Cette année 1857 est mémorable dans l’histoire de la colonie. Il fut établi pour toutes les peuplades, musulmanes ou païennes, sur le Sénégal aussi bien que sur le Niger, et dans toutes les contrées où le nom français pouvait être connu, ne fût-ce que par des légendes, qu’il n’était pas au pouvoir d’une armée indigène, si formidable qu’elle fût, de prendre la moindre des forteresses françaises. Fût-elle aussi aguerrie et aussi bien équipée que celle d’El-Hadji, fût-elle conduite par un envoyé d’Allah, elle se briserait toujours devant les remparts abrités du drapeau tricolore. C’est là une conviction enracinée si profondément dans l’esprit des indigènes que pas une seule fois, depuis 1857, on n’a attaqué sérieusement une de nos forteresses, quelque aventurée que fût sa position. Il semble que le prestige de nos postes soit fait du prestige même du prophète qui avait si misérablement échoué devant Médine.

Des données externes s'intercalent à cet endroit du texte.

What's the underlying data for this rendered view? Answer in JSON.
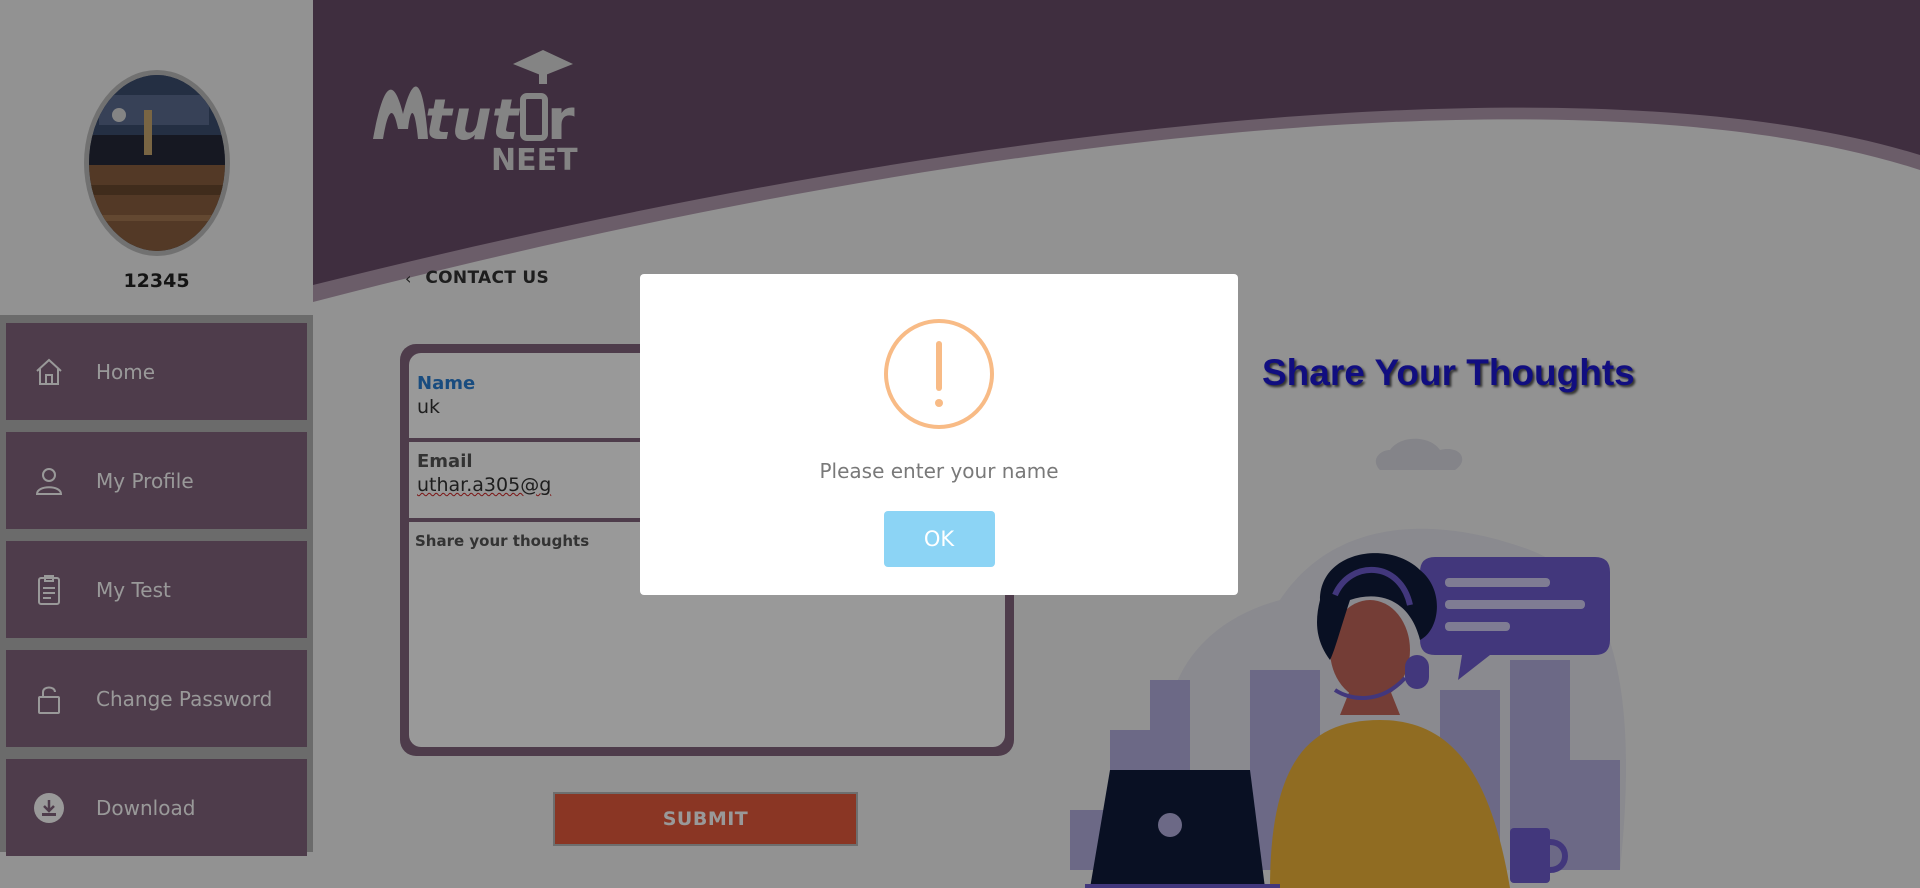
{
  "profile": {
    "user_id": "12345"
  },
  "sidebar": {
    "items": [
      {
        "label": "Home",
        "icon": "home-icon"
      },
      {
        "label": "My Profile",
        "icon": "user-icon"
      },
      {
        "label": "My Test",
        "icon": "clipboard-icon"
      },
      {
        "label": "Change Password",
        "icon": "lock-icon"
      },
      {
        "label": "Download",
        "icon": "download-icon"
      }
    ]
  },
  "header": {
    "logo_text": "Mtutor",
    "logo_sub": "NEET"
  },
  "breadcrumb": {
    "back_icon": "chevron-left-icon",
    "label": "CONTACT US"
  },
  "form": {
    "name_label": "Name",
    "name_value": "uk",
    "email_label": "Email",
    "email_value": "uthar.a305@g",
    "thoughts_placeholder": "Share your thoughts",
    "submit_label": "SUBMIT"
  },
  "content": {
    "title": "Share Your Thoughts"
  },
  "modal": {
    "icon": "warning-icon",
    "message": "Please enter your name",
    "ok_label": "OK"
  },
  "colors": {
    "header_purple": "#6a4e69",
    "menu_purple": "#83647e",
    "submit_orange": "#e65a3c",
    "title_blue": "#1d18d6",
    "warning_orange": "#f8bb86",
    "ok_blue": "#8cd4f5"
  }
}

Une autre conséquence de la victoire de Médine, c’est que dès lors El-Hadji évite avec plus de soin que jamais les régions soumises à notre influence. Il disparaît pour ainsi dire de notre horizon, d’ailleurs assez limité à cette époque. Il va guerroyer contre les païens du Bélédougou, du Kaarta, contre les états musulmans du Massina et du Ségou. En trois ans, toutes ces régions sont conquises ou dévastées ; ses bandes courent jusqu’à Tombouctou, qui est saccagé ; il établit à Ségou le siège d’un empire très vaste, mais qui dès lors est menacé dans toutes ses parties, ou par la résistance des races vaincues, ou par l’ambition des membres de sa famille. C’est au milieu de cette mêlée confuse de peuplades et d’intrigues que, vers l’année 1865, le prophète termine mystérieusement sa carrière. Refoulé dans le Massina par un soulèvement des Bambaras, assiégé dans Hamdallahi, trahi peut-être par un de ses neveux, Tidiani, aujourd’hui un des rois du Massina, il paraît qu’il s’illustra par une défense héroïque. Réduit aux extrémités, mais voulant ne pas paraître violer la loi divine qui défend au croyant d’attenter à ses jours, il s’assit sur un baril de poudre, et l’un de ses derniers fidèles y mit le feu. C’est à Hamdallahi qu’il périt, mais c’est à Médine, par la main de Paul Holle et de Faidherbe, qu’il avait été frappé à mort.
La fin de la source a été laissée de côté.